P&G Heats Up RFID Application Space

Procter & Gamble together with Silicon Valley-based RFID application provider T3Ci yesterday announced a multi-year agreement to "collaboratively identify and build high value RFID applications designed to leverage the EPCglobal RFID standards."
Published: May 18, 2005

This article was originally published by RFID Update.

May 18, 2005—Consumer goods giant and RFID early adopter Procter & Gamble together with Silicon Valley-based RFID application provider T3Ci yesterday announced a multi-year agreement to “collaboratively identify and build high value RFID applications designed to leverage the EPCglobal RFID standards.” The companies are casting their net wide, aiming to develop a number of applications that target a range of opportunities in the nascent RFID data and analytics market. P&G and T3Ci have worked together for the past year, and in addition to the development agreement, P&G’s director of IT and head of RFID systems Steve Rehling will join T3Ci’s customer advisory board.

Founded in 2003, T3Ci received $9.4 million in Series A funding last October from venture capital firms Venrock Associates, Red Rock Ventures, and SAP Ventures, the latter of which was a founding member of the AutoID Center. Venture capitalist Jeff Nolan, general manager at SAP Ventures, was attracted to the company because he saw that it was building products focused on RFID-enabled supply chain visibility to save money and make an enterprise more competitive. He felt that merely providing supply chain visibility was not enough; that visibility had to be leveraged to produce value. An excerpt from a post to his blog yesterday is illuminating:

“A lot of the RFID deals I looked at were trying to do track-and-trace of assets using this new tagging technology (which ironically wasn’t new at all). In the presentations I would rhetorically ask myself the question “big whoop, these guys are building some new feature on a logistics or warehouse app, but what problem are they really solving?”. The math didn’t add up in most cases, they are expecting customers to spend big $$ on tags, readers, and software only to end up with better visibility and the hope that someone will figure out what to do with that visibility to get some money back.”

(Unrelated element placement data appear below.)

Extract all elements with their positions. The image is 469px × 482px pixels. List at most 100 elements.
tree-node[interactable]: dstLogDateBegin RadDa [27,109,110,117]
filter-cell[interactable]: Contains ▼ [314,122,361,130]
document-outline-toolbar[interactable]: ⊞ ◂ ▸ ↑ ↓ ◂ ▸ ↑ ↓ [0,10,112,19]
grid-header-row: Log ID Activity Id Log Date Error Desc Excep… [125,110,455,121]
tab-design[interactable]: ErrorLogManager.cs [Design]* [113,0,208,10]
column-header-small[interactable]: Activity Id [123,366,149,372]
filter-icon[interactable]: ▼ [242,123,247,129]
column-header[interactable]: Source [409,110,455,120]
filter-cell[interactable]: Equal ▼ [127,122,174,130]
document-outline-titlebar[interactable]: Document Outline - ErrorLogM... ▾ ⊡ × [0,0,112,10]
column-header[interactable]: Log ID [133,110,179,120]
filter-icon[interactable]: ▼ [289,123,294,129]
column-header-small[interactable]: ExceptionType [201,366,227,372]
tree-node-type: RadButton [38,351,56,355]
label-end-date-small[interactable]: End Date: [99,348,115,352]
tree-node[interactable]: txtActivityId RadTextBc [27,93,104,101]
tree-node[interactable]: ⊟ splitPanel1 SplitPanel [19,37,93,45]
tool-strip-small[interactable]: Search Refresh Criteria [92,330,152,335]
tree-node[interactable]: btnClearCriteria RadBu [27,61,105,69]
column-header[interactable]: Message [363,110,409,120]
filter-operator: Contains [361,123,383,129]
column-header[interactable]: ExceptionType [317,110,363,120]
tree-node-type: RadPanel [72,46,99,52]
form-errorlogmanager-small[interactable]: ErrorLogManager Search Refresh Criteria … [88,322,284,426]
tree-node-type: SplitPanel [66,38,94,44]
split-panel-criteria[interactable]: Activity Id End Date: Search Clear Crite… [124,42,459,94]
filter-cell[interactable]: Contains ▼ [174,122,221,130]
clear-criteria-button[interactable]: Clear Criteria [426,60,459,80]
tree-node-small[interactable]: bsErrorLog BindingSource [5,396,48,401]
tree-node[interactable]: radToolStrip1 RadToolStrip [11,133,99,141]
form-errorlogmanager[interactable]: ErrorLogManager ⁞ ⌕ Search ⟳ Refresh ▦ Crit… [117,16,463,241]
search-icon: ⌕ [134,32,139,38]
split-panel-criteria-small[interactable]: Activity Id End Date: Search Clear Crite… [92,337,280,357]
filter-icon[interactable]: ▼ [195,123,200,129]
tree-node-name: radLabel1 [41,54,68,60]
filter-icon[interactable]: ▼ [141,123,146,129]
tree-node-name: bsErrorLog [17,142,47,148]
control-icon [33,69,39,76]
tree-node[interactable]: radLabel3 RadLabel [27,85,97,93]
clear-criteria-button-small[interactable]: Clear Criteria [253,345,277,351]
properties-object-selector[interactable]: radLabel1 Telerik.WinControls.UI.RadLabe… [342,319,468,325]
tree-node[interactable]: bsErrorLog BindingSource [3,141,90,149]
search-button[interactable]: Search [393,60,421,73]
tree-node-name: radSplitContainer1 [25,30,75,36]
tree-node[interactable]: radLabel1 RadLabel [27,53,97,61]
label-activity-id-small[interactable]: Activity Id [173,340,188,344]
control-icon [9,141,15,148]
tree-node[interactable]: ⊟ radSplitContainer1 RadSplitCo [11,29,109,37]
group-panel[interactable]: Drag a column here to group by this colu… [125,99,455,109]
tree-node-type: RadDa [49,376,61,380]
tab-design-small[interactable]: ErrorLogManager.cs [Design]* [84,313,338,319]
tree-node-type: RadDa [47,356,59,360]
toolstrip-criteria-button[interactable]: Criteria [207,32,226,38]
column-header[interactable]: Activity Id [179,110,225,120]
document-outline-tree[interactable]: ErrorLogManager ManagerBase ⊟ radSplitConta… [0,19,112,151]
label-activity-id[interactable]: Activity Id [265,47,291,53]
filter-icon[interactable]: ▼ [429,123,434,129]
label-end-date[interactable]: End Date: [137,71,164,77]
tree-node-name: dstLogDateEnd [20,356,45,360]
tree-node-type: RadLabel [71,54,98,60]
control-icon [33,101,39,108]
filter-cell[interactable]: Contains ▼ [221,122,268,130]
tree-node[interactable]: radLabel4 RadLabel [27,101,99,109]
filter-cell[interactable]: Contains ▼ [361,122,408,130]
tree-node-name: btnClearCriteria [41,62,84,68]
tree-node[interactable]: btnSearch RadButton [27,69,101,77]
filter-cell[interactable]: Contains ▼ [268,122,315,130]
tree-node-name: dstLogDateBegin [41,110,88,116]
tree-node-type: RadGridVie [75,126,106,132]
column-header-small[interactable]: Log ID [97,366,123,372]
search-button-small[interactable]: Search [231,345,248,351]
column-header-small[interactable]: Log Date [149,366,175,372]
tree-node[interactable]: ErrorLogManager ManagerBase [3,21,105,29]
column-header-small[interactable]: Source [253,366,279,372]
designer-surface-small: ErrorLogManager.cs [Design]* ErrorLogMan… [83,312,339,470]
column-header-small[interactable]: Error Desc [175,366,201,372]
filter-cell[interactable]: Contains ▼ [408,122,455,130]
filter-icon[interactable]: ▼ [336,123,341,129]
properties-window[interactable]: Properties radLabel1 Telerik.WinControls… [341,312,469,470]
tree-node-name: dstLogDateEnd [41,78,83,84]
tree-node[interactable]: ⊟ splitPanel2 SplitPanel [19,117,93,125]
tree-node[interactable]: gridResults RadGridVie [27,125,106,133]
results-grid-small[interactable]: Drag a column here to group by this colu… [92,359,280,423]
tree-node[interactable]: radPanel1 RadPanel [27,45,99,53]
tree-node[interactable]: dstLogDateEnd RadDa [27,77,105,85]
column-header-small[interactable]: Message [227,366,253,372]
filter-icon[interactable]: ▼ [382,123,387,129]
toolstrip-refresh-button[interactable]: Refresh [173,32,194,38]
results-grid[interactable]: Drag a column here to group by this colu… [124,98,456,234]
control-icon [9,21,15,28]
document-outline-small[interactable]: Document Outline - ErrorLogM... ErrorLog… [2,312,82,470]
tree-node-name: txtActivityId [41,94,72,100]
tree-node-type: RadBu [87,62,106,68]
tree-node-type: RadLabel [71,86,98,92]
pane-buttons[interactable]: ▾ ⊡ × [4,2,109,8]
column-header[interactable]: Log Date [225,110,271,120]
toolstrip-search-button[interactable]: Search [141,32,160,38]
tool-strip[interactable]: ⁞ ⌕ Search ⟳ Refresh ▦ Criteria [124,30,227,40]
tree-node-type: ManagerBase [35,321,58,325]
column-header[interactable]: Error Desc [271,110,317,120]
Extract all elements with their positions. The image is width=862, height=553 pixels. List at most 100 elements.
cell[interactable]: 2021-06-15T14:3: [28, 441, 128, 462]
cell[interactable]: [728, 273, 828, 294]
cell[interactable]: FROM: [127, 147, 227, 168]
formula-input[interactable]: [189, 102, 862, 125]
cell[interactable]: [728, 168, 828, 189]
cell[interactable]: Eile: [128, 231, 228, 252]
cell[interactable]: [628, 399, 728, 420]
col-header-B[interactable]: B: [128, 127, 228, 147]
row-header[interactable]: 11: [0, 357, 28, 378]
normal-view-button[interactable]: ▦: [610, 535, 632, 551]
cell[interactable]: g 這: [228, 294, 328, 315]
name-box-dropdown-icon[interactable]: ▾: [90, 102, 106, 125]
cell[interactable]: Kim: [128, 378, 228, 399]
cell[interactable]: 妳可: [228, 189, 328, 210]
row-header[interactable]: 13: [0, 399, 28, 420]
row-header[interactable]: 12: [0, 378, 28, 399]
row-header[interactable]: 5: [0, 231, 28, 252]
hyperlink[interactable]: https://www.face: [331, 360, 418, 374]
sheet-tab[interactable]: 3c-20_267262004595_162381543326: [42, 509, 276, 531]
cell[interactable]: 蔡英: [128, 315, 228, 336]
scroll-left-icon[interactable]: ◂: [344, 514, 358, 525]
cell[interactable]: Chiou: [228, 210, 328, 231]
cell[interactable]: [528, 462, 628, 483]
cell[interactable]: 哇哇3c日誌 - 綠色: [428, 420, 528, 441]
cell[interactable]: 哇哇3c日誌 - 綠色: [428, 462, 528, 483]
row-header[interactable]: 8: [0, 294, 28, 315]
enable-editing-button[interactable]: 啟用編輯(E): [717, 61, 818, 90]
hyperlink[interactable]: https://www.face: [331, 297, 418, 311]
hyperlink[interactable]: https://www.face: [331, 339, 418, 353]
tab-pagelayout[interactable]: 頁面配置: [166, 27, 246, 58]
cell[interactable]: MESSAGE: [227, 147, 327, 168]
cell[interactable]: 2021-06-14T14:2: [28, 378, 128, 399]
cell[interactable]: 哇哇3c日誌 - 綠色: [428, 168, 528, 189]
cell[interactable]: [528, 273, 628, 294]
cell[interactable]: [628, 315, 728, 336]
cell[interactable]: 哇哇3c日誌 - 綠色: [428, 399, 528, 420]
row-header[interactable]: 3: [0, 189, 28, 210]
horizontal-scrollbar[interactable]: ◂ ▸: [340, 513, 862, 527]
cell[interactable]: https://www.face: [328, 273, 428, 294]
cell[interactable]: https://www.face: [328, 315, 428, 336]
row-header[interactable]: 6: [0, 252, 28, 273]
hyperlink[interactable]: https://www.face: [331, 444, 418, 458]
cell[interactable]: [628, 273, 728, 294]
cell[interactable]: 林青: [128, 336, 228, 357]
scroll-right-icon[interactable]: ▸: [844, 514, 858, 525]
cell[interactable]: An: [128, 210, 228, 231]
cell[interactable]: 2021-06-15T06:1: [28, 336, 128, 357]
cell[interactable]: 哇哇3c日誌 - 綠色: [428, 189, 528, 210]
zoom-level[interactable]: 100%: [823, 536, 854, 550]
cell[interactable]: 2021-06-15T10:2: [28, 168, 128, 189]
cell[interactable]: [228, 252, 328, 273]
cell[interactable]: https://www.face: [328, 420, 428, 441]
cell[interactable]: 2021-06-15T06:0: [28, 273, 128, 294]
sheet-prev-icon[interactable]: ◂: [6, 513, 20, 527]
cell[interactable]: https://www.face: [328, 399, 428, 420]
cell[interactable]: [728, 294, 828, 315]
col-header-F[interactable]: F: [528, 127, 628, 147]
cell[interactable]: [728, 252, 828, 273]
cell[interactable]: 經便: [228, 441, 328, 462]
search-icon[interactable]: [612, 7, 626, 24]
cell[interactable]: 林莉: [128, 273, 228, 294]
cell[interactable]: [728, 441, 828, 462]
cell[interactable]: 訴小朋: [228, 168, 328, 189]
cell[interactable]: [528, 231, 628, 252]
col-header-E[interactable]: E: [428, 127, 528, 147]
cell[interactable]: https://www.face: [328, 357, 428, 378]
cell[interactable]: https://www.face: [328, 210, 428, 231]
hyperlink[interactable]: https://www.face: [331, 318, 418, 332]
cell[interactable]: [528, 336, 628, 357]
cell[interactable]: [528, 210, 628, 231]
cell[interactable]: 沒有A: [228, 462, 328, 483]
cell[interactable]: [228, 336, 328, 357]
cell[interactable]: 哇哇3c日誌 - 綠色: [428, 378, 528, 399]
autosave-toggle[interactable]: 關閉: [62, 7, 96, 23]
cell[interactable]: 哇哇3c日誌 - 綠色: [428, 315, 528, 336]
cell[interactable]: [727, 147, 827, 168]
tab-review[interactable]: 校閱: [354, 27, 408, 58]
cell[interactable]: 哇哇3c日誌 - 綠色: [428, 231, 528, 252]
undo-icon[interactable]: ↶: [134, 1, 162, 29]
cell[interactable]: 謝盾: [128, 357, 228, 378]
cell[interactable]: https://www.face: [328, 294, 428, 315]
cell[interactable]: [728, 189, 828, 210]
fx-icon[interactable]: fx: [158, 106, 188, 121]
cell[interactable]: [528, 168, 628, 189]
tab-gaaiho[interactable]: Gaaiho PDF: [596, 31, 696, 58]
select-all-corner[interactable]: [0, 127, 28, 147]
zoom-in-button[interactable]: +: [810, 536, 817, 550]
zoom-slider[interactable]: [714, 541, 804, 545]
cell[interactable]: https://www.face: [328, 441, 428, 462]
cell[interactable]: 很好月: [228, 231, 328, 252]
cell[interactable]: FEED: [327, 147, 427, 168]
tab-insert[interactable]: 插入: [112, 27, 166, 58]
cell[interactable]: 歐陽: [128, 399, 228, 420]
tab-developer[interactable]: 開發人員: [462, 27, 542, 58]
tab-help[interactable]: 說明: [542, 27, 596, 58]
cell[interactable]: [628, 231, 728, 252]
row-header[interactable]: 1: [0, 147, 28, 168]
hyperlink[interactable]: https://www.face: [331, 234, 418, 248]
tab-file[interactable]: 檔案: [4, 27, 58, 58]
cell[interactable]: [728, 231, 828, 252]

“Some money back” is precisely what the up-and-coming RFID application space needs to offer. As RFID Update has noted recently, the focus in 2005 is increasingly away from RFID hardware, standards, and physics, and more towards the software layer of the RFID ecosystem, where value-adding applications will be built on top of the new hardware infrastructure. It is at this application layer that RFID’s potential to deliver new and better business processes (read: ROI) will be realized. The P&G-T3Ci deal is evidence that the RFID application space is starting to pick up.